Jam dinding yang terpasang tepat di atas rak-rak bagian peralatan mandi menunjukkan pukul 7 malam. Jam kerja toko berakhir dua jam lagi. Tepat jam 9 malam, Dere dan Karto akan pulang ke indekos masing-masing. Saat malam hari seperti ini, toko tidak seramai ketika masih siang. Di jam-jam inilah, karyawan toko biasa menyantap makan malam secara bergantian. Pintu dapur rumah Koh Aji selalu terbuka bagi dua karyawannya.
"Lauk seadanya, ya. Makan yang banyak, jangan sungkan," begitu pesan beliau setiap kali berpapasan di jam makan.

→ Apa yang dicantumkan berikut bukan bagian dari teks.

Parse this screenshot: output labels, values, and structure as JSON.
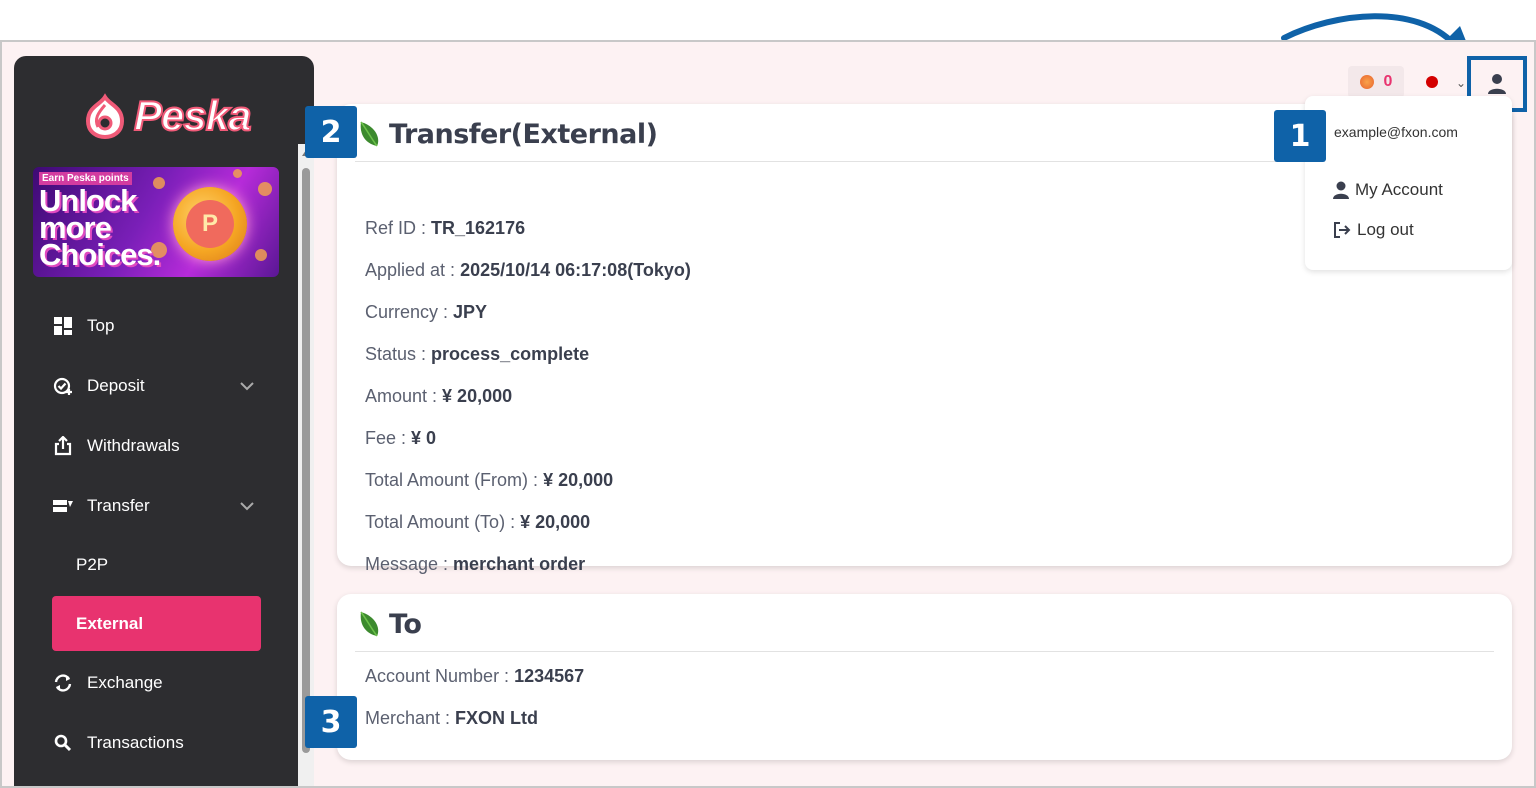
{
  "brand": {
    "name": "Peska",
    "accent": "#e8336f",
    "callout": "#0f62a8"
  },
  "banner": {
    "small": "Earn Peska points",
    "headline_1": "Unlock",
    "headline_2": "more",
    "headline_3": "Choices.",
    "coin_letter": "P"
  },
  "sidebar": {
    "items": [
      {
        "label": "Top",
        "icon": "dashboard-icon"
      },
      {
        "label": "Deposit",
        "icon": "deposit-icon",
        "expandable": true
      },
      {
        "label": "Withdrawals",
        "icon": "withdrawals-icon"
      },
      {
        "label": "Transfer",
        "icon": "transfer-icon",
        "expandable": true,
        "expanded": true
      },
      {
        "label": "P2P",
        "sub": true
      },
      {
        "label": "External",
        "sub": true,
        "active": true
      },
      {
        "label": "Exchange",
        "icon": "exchange-icon"
      },
      {
        "label": "Transactions",
        "icon": "search-icon"
      }
    ]
  },
  "topbar": {
    "points": "0",
    "flag": "japan-flag",
    "user_icon": "user-icon"
  },
  "dropdown": {
    "email": "example@fxon.com",
    "my_account": "My Account",
    "logout": "Log out"
  },
  "transfer": {
    "title": "Transfer(External)",
    "fields": [
      {
        "label": "Ref ID : ",
        "value": "TR_162176"
      },
      {
        "label": "Applied at : ",
        "value": "2025/10/14 06:17:08(Tokyo)"
      },
      {
        "label": "Currency : ",
        "value": "JPY"
      },
      {
        "label": "Status : ",
        "value": "process_complete"
      },
      {
        "label": "Amount : ",
        "value": "¥ 20,000"
      },
      {
        "label": "Fee : ",
        "value": "¥ 0"
      },
      {
        "label": "Total Amount (From) : ",
        "value": "¥ 20,000"
      },
      {
        "label": "Total Amount (To) : ",
        "value": "¥ 20,000"
      },
      {
        "label": "Message : ",
        "value": "merchant order"
      }
    ]
  },
  "to": {
    "title": "To",
    "fields": [
      {
        "label": "Account Number : ",
        "value": "1234567"
      },
      {
        "label": "Merchant : ",
        "value": "FXON Ltd"
      }
    ]
  },
  "callouts": [
    "1",
    "2",
    "3"
  ]
}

Kalimat "lauk seadanya" yang biasa disebut Koh Aji adalah "lauk mewah" bagi pekerja rantau seperti kedua karyawannya. Seperti malam ini, semangkuk sop ayam dan sepiring tempe goreng sudah tersaji di meja makan, lengkap dengan sambal terasinya.
Selain dua karyawan toko, Koh Aji juga mempekerjakan pembantu rumah tangga yang bertugas memasak dan membersihkan rumah. Wanita sepuh yang tinggal di belakang rumah Koh Aji itu sudah bekerja disana sejak pasangan China itu baru saja menikah.
Setelah perutnya terisi, Dere mendaratkan pinggulnya di kursi kasir, mengambil handphone di saku celananya lalu mulai berselancar ria.
"Instagram terosss..." sindir Karto yang baru kembali dari membuang sampah di belakang toko.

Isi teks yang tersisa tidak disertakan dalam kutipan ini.